What is the direct defense strategy of Germany today?
Notably with European disaggregation and conflict with the US President, how is German to shape a realistic and resourced defense strategy?
What is the relationship of Germany to Poland in central front defense?
What is the relationship of Germany to the newly refocused Nordics on Northern European defense?
What kind of force structure does Germany need to build as a non-nuclear power facing a resurgent Russia, and one which clearly emphasizes the central role of nuclear weapons?
At the International Fighter Conference 2018, a representative from the German Ministry of Defence provided a perspective on how Germany is resetting its defense posture.
He argued that the current security environment was increasingly complex, increasingly volatile, increasingly dynamic and increasingly difficult to predict.
All of this is true, but how will Germany defend itself against resurgent Russia?
He noted that the last 25 years have seen a steady downward trend in defense resources and personnel.
He underscored that the German government is now focused on reversing three trends.
First, they are reversing the personnel trend with growth in the number of personal and abolishing the upper limits constraint.
Second, they are reversing the decline of investment in materiel, with a new procurement push. He noted that maintenance funds have been been boosted from 2.6 billion Euros in 2013 to 3.2 billion Euros in 2017.
Third, he noted a reversal of the funding trend.
But although there is an increased defense budget, there is no real increase in the defense spending as a share of GDP.
It is anticipated that such growth will occur so that there would be a 29% increase from 2013 to 2021 by about 10 billion euros.
He argued that the strategic direction was to “become more European, but to stay transatlantic.”
In the brief, there was an emphasis on the various out of area missions in which Germany has participated under UN approval.
Clearly, a major trend has been to take the residual force which was the result of the drawdown through 2013 and make it more capable of operating in areas of counter-insurgency operations.
But with the return of direct defense, nuclear deterrence and how Germany can contribute more effectively to Central European, Northern European and Southern Europe defense has returned as a key question.

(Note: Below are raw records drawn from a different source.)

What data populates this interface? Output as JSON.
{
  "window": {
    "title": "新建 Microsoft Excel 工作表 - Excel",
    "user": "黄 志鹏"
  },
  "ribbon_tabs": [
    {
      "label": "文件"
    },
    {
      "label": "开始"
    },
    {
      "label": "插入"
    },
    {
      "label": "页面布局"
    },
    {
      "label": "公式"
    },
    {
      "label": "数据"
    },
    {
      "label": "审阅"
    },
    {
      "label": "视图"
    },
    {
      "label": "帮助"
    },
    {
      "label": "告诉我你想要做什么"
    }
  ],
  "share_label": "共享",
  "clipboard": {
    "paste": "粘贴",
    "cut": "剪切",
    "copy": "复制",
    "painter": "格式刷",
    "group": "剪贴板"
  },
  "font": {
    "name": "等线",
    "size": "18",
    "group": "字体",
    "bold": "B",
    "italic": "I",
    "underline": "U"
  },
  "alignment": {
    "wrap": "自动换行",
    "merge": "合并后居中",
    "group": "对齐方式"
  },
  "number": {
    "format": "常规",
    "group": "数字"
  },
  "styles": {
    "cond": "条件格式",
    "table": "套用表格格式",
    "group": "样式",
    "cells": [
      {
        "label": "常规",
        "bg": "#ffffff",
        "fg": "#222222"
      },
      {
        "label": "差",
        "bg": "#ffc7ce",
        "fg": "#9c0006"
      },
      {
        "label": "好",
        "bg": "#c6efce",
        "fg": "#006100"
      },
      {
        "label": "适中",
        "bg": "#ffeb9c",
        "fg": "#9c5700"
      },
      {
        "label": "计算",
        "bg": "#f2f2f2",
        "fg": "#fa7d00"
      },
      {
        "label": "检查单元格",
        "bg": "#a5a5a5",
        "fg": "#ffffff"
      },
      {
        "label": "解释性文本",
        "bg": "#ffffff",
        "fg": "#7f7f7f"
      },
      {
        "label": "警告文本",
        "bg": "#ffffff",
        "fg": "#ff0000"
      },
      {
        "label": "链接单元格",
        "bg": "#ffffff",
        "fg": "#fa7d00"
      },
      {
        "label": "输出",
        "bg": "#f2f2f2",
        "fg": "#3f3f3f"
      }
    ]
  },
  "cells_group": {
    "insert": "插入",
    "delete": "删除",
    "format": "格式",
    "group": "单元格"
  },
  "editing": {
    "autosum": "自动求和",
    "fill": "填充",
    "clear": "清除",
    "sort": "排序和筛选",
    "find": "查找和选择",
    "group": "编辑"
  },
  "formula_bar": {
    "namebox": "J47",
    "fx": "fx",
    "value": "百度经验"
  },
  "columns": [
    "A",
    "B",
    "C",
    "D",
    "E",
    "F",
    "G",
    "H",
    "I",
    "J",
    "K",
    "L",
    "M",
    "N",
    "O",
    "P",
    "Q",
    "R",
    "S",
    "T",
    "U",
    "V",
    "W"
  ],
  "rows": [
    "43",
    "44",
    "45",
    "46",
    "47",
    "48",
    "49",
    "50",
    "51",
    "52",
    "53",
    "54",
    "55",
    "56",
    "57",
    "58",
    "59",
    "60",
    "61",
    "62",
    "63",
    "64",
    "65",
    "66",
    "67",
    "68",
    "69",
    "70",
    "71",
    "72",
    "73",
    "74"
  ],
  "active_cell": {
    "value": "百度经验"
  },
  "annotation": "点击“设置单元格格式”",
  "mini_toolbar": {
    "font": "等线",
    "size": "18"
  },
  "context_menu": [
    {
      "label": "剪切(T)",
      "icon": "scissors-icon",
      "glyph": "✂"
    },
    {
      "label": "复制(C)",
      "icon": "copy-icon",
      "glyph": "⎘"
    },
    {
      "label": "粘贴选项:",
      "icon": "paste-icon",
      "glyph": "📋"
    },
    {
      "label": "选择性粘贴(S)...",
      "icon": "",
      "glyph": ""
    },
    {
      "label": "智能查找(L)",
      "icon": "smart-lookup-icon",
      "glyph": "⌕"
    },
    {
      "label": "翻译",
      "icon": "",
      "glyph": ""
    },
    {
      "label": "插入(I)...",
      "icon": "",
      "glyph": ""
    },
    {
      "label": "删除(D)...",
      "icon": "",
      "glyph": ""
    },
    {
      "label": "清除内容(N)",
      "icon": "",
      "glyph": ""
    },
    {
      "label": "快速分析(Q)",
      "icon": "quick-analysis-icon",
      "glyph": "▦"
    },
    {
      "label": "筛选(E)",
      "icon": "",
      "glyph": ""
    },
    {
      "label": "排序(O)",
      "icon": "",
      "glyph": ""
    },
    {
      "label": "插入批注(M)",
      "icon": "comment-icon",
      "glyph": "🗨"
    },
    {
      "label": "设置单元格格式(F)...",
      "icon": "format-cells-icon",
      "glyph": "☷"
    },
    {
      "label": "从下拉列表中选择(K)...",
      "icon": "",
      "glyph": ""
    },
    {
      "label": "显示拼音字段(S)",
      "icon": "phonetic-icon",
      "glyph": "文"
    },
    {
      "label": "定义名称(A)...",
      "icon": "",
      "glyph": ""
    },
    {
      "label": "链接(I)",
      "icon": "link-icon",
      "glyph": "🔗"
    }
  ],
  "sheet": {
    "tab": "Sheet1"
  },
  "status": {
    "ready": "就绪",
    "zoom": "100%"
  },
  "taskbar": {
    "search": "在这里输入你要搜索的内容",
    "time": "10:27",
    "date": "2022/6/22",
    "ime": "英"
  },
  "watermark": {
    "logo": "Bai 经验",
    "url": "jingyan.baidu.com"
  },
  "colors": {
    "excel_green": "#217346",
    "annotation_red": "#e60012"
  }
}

And this will require a strategy which can guide where resources can transform the Bundeswehr into a force much more capable of contributing to the direct defense of Europe.
It is not about leading the various committees within NATO and the European Union on how to think about the future in abstract terms.
It is about building relevant force structure with some sense of urgency.
This is the challenge facing Germany and as it does so, it can then build out future capabilities which can leverage the transformation of its forces in the short to mid-term.
A recent German Ministry of Defense study provided some texture to what might be the way ahead for Germany as well.
According to a Canadian military officer who has studied the classified study which has now been de-classified, the German MOD has a very realistic sense of the challenges it faces.
According to J. Paul de B. Taillon:
In response to the ongoing political, financial and economic uncertainty and instability, strategists at Germany’s Ministry of Defence developed six possible scenarios and the potential cascading political consequences.
The resulting “Strategic Forecast 2040” was published in February 2017 and sent a very distinct message that the “structure of Western Europe since World War II, and of all of Europe since 1991, is no more.
And Germany intends to look out for itself…..”
After decades of peace, the EU and NATO may be experiencing a slow and painful breakup “under the weight of an increasingly divergent set of interests among their members.
So, Germany must make its own plans and it must plan for the worst.”
Given the dire scenarios propounded by the German study, other EU nations would be prudent to create contingency plans for the possible demise of an EU dream, as well as considering the necessity for rearmament programs to address future defence and security requirements.
The International Fighter Conference 2018 was held from November 12-14 2018 and was organized by IQPC Germany.